Freshman Wesley Bryant stood in his shower as a sophomore in high school, trying to think of a way to complete his story, “The Vista.” For the previous six months, he had experienced writer’s block.
As he scrubbed shampoo into his hair that night, the story suddenly came together in his mind.
“Everything just clicked,” Bryant said. “I don’t even think I finished my shower. I still had shampoo in my hair, and was like ‘I got to go write this.'”
Shortly after this time, Bryant had a completed futuristic, political science fiction novel on his hands and became a self-published author by the time he was 18 years old.
Once he completed his book about a revolution against an evil ruler of a dystopian country, he started letting other people read it to gain some feedback.
“It sat on my kitchen counter for my parents to read, collecting dust, for a long time,” Bryant said. “I saw it and… thought I might as well send it to someone. So I did.”

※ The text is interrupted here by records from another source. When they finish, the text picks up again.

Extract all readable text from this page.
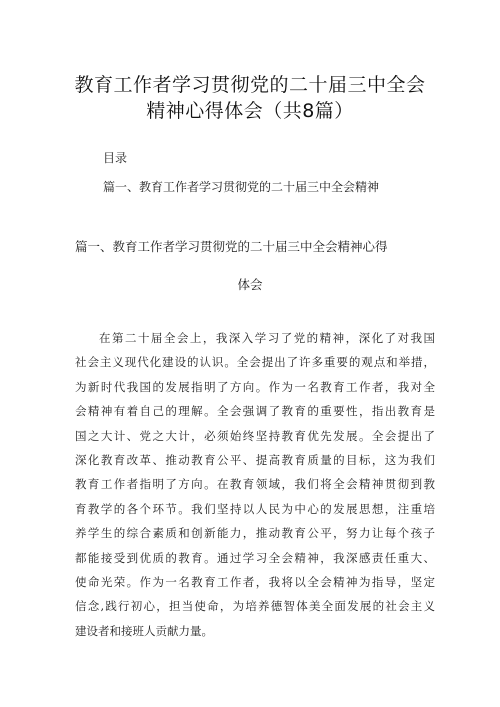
教育工作者学习贯彻党的二十届三中全会
精神心得体会（共8篇）
目录
篇一、教育工作者学习贯彻党的二十届三中全会精神
篇一、教育工作者学习贯彻党的二十届三中全会精神心得
体会
在第二十届全会上，我深入学习了党的精神，深化了对我国
社会主义现代化建设的认识。全会提出了许多重要的观点和举措，
为新时代我国的发展指明了方向。作为一名教育工作者，我对全
会精神有着自己的理解。全会强调了教育的重要性，指出教育是
国之大计、党之大计，必须始终坚持教育优先发展。全会提出了
深化教育改革、推动教育公平、提高教育质量的目标，这为我们
教育工作者指明了方向。在教育领域，我们将全会精神贯彻到教
育教学的各个环节。我们坚持以人民为中心的发展思想，注重培
养学生的综合素质和创新能力，推动教育公平，努力让每个孩子
都能接受到优质的教育。通过学习全会精神，我深感责任重大、
使命光荣。作为一名教育工作者，我将以全会精神为指导，坚定
信念,践行初心，担当使命，为培养德智体美全面发展的社会主义
建设者和接班人贡献力量。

After conducting some research, Bryant sent his manuscript to three publishers. He heard back from one in Pennsylvania, but declined the offer after the publisher asked for too much of the profit. Bryant then started contemplating the self-publishing route.
Bryant said he began researching the various steps to become self-published. With help from his parents and a mentor author from Alabama, he contacted printers and took on the various jobs publishers are typically in charge of — such as selling, distributing and advertising his novel.
“It can be very taxing,” Bryant said. “It’s almost like a full-time job, and you don’t even know if it’s going to pay off. You’re wearing a lot of hats, which can be good or bad. I stressed out so much, but I worked hard.”
Bryant said he believes his hard work paid off, especially when he hears reactions from his readers. From the beginning he wanted to positively impact people with his stories, according to Bryant.
“I want someone to be motivated to think that they’re more than what they put themselves down to be,” Bryant said.
After reading Bryant’s story, freshman Kadia Grant said she felt inspired.
“(The book) gets you in the mindset (that) you’re not reading a book, (but) you’re actually learning about something, because it’s young people taking a stand (against) the government,” Grant said. “But it doesn’t have to be the government for you, per se — it can be anything that you can take a stand for… You know, you have a voice. The book makes you feel like you can do something.”
Freshman Kyrsten Romano said she agrees with Grant.
“It’s very empowering as a book,” Romano said. “You’re like, ‘Wow. You know what, if they can do it, I can do some things, too, that I might have been nervous about doing before.'”
Bryant is currently working on a sequel to “The Vista,” and plans to release it this summer. “The Vista” is available for purchase on Amazon.